A Gaza oggi si estraggono i cadaveri da edifici crollati nei giorni scorsi e il fuoco israeliano s’incrudelisce verso obiettivi civili. Ha destato grande effetto la denuncia dell’ONU per il coordinamento umanitario secondo la quale il 5 gennaio, nel rione Zaitun di Gaza, una trentina di palestinesi sono stati uccisi da esplosioni causate dagli israeliani. Israele smentisce di aver colpito un automezzo dell’Unrwa, l’agenzia delle Nazioni Unite per profughi palestinesi, a breve distanza dal valico di Heretz. Il gioco diplomatico alle Nazioni Unite non è bastato a scongiurare la continuazione del massacro; Olmert è stato impegnato in consultazioni per stabilire se accettare la richiesta del “ cessate il fuoco” o continuare la penetrazione militare a Gaza.
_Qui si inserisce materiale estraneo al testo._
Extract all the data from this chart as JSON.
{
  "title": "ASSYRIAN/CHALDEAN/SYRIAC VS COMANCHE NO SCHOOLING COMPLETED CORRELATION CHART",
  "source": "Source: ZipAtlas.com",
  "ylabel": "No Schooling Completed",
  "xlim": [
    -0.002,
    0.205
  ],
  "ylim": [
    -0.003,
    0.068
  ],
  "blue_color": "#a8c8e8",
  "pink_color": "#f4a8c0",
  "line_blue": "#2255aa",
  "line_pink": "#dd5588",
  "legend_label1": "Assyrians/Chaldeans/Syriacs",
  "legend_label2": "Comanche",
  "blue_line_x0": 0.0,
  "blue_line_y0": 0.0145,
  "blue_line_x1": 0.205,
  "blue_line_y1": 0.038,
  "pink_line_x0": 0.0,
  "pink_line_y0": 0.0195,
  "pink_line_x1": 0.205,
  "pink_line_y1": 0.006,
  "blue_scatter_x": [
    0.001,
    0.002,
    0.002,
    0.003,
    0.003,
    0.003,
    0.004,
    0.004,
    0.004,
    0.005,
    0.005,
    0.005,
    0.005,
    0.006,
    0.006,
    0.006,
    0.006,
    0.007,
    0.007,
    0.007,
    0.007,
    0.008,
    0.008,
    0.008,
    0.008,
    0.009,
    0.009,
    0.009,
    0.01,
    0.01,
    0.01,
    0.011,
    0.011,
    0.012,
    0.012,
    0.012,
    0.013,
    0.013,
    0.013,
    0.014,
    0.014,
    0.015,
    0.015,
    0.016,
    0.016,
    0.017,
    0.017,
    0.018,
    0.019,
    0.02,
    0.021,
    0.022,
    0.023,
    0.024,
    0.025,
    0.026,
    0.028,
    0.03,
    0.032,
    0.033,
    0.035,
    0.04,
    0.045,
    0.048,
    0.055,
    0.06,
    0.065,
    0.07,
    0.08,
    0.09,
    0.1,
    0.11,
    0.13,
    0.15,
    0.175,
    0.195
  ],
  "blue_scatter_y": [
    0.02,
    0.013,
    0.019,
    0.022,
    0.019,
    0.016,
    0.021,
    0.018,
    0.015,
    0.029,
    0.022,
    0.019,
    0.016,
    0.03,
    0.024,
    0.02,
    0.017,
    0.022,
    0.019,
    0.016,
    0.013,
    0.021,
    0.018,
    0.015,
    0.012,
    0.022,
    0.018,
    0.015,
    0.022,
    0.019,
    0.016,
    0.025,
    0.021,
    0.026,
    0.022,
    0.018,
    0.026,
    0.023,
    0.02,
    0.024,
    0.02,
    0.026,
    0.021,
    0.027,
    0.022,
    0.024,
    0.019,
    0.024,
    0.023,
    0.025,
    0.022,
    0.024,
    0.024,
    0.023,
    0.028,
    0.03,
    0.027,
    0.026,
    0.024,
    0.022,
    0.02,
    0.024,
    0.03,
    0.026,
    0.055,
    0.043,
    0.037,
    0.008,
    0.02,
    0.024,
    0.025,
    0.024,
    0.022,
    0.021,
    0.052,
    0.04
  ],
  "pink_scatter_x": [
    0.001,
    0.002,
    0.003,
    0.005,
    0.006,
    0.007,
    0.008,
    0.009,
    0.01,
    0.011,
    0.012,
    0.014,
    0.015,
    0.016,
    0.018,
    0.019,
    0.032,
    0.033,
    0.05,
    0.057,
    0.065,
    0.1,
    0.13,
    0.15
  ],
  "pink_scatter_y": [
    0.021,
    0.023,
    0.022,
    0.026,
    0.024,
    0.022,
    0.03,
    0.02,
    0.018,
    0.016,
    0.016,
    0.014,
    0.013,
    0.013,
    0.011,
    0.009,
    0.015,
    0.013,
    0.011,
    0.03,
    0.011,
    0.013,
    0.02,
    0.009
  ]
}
Se Al Fath di Abu Mazen ha colto l’importanza dello spiraglio diplomatico offerto alle Nazioni Unite e si è subito pronunciato a favore della bozza ONU, Hamas ha detto “no” e poi “no”. "Sono stati messi sullo stesso piano vittime e carnefici”, spiega il portavoce Fawzl Barhum. Del resto che aspettarsi se proprio l’ONU ha escluso il partito islamico da ogni forma di consultazione? Dunque, al quindicesimo giorno, la guerra continua. Israele, infatti, a parte le ovvie tensioni suscitate dall’imminente campagna elettorale, ha necessità di fare e vincere la guerra per ripristinare l’immagine di potere del paese nell’intero Medio Oriente dopo la secca sconfitta subita con gli Hezbollah nel 2006.

E a questo preciso obiettivo politico il sionismo, forse reso più compatto da questa guerra, non rinuncerà, nemmeno se ci fossero tutti i giorni risoluzioni ONU. La scelta del conflitto appare di conseguenza agli israeliani come unico modo per controllare i territori di Hamas, poiché hanno escluso ogni possibilità di individuare il partito islamico come interlocutore politico ai tavoli della pace.
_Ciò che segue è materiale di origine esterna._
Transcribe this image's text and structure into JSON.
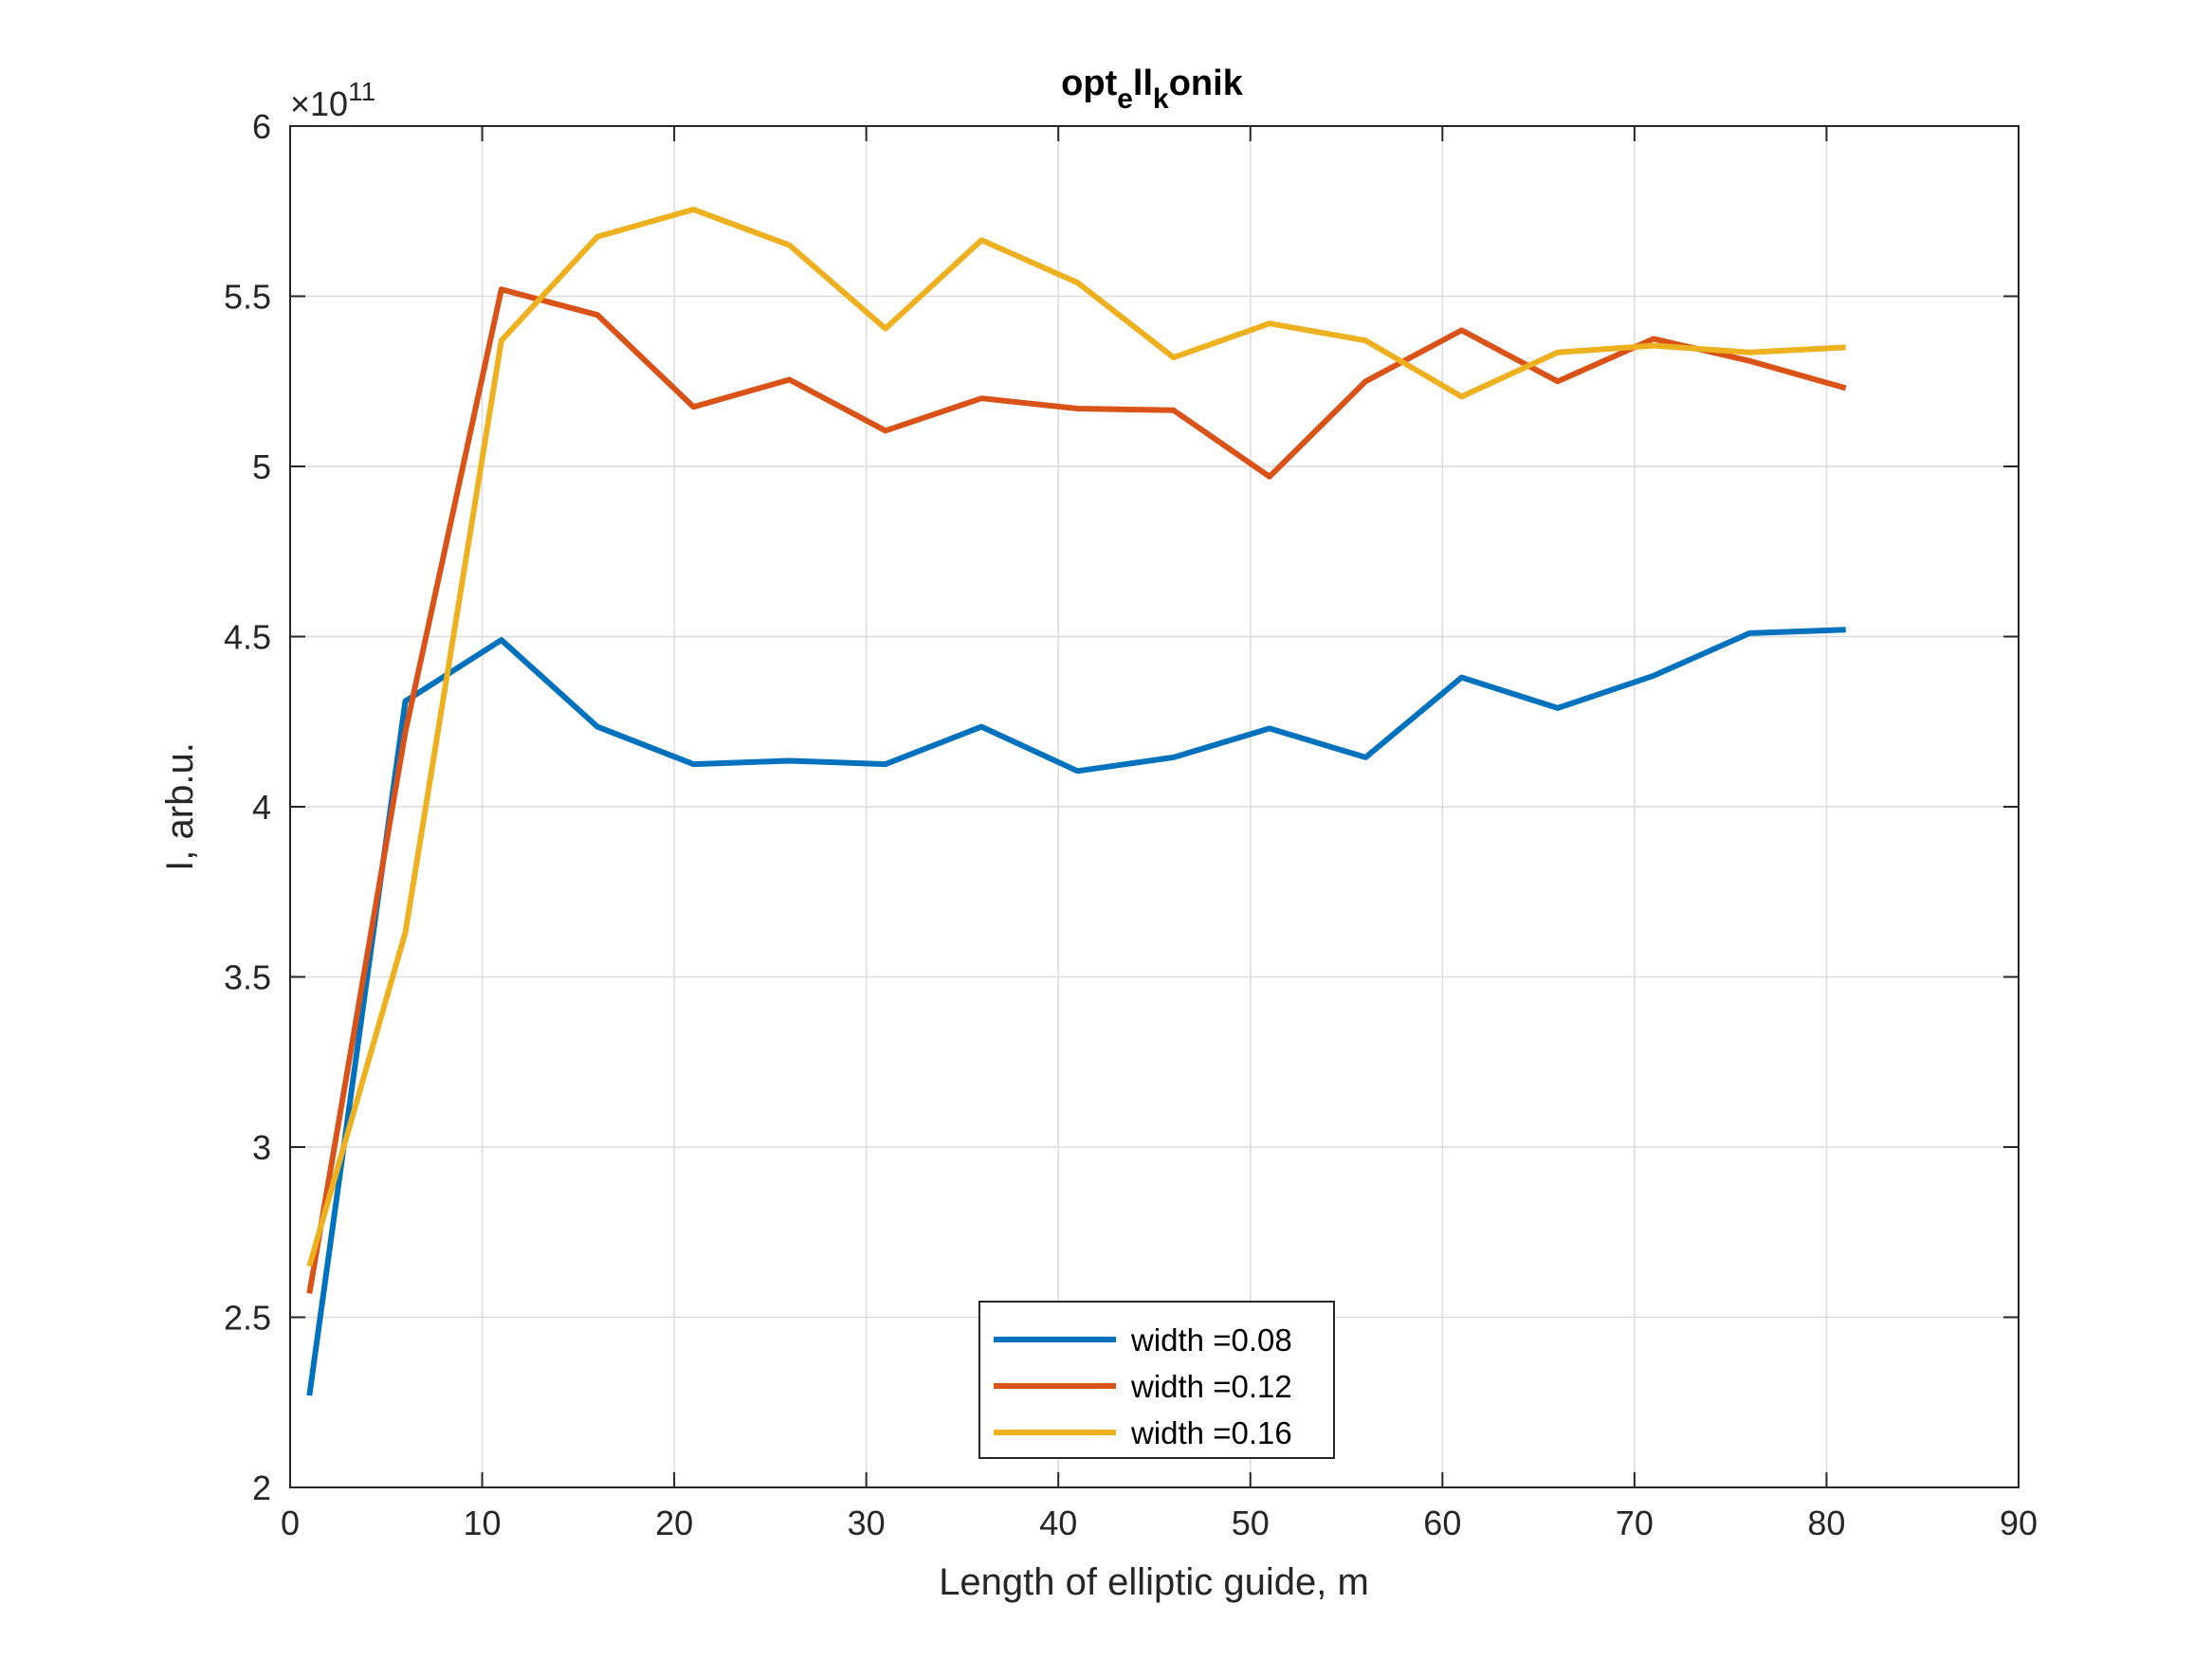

Il secondo, chiaro, obiettivo israeliano, è l’eliminazione del partito islamico attraverso un accordo con i paesi arabi moderati circa la costruzione di uno stato palestinese non ostile ai sionisti. Per questo serve ripulire Gaza dai suoi attuali governanti o costringere il partito islamico a trattare la pace con una forze d’interposizione dell’ONU, come vogliono l’Europa e i paesi arabi.
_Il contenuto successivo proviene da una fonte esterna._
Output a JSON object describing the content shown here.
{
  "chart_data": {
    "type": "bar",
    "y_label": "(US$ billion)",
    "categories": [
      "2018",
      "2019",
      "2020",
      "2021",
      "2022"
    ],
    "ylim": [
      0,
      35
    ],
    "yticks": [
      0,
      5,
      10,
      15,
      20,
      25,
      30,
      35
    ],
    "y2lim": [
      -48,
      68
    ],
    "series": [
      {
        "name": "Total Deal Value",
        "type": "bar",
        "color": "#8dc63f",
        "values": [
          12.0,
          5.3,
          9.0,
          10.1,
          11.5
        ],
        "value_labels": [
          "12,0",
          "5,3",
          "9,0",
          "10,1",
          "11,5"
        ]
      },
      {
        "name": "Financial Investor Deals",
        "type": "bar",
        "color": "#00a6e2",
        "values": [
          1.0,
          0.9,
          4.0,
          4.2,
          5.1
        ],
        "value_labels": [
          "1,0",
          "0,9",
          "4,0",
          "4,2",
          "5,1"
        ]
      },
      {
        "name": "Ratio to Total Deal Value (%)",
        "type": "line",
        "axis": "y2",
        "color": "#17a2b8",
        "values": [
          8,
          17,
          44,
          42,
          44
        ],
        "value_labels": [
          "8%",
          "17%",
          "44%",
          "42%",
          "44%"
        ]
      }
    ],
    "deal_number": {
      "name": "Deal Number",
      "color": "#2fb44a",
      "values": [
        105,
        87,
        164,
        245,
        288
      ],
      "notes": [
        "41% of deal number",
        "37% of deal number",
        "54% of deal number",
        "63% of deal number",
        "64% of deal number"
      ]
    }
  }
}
Ma la guerra di Gaza, per quanto piccola, non è una semplice “questione di sicurezza” necessaria alle sfere del potere israeliano, un piccolo giardino dei limoni. Ancora una volta, in Palestina si riverbera la contesa tra grandi potenze. Se si è notato un deficit d’iniziativa diplomatica di un’America alle prese con una drammatica crisi interna e di un’Europa che stenta a trovare una voce unica spetta l’assunzione di responsabilità vero il caleidoscopio mediorientale.

Questo spiega, in parte, l’attivismo del presidente francese Sarkozy - che ha fatto il giro di Gerusalemme, Damasco e Ramallah - e la celerità del piano messo a punto con Mubarak. Un piano chiaramente svantaggioso per i palestinesi, approvato dalla solita Autorità palestinese e valutato dagli israeliani, ma dai contorni truffaldini per Hamas. Lo stesso accordo dell’ONU, senza qualcosa di più sostanzioso, non serve a niente. E guerra dopo guerra, tavolo dopo tavolo, la catena del conflitto in Medio Oriente sembra non volersi mai interrompere.

Le masse arabe protestano. Dopo la preghiera del venerdì, migliaia di persone sono scese in piazza contro l’offensiva israeliana. Circa 100.000 persone hanno sfilato ad Alessandria d’Egitto. In Cisgiordania sono scoppiati alcuni scontri tra seguaci di Hamas e Al Fath durante una manifestazione a Ramallah. Ma quale pace chiedono in una sfera del mondo dove la contesa mondiale tra potenze non si fa alcuno scrupolo?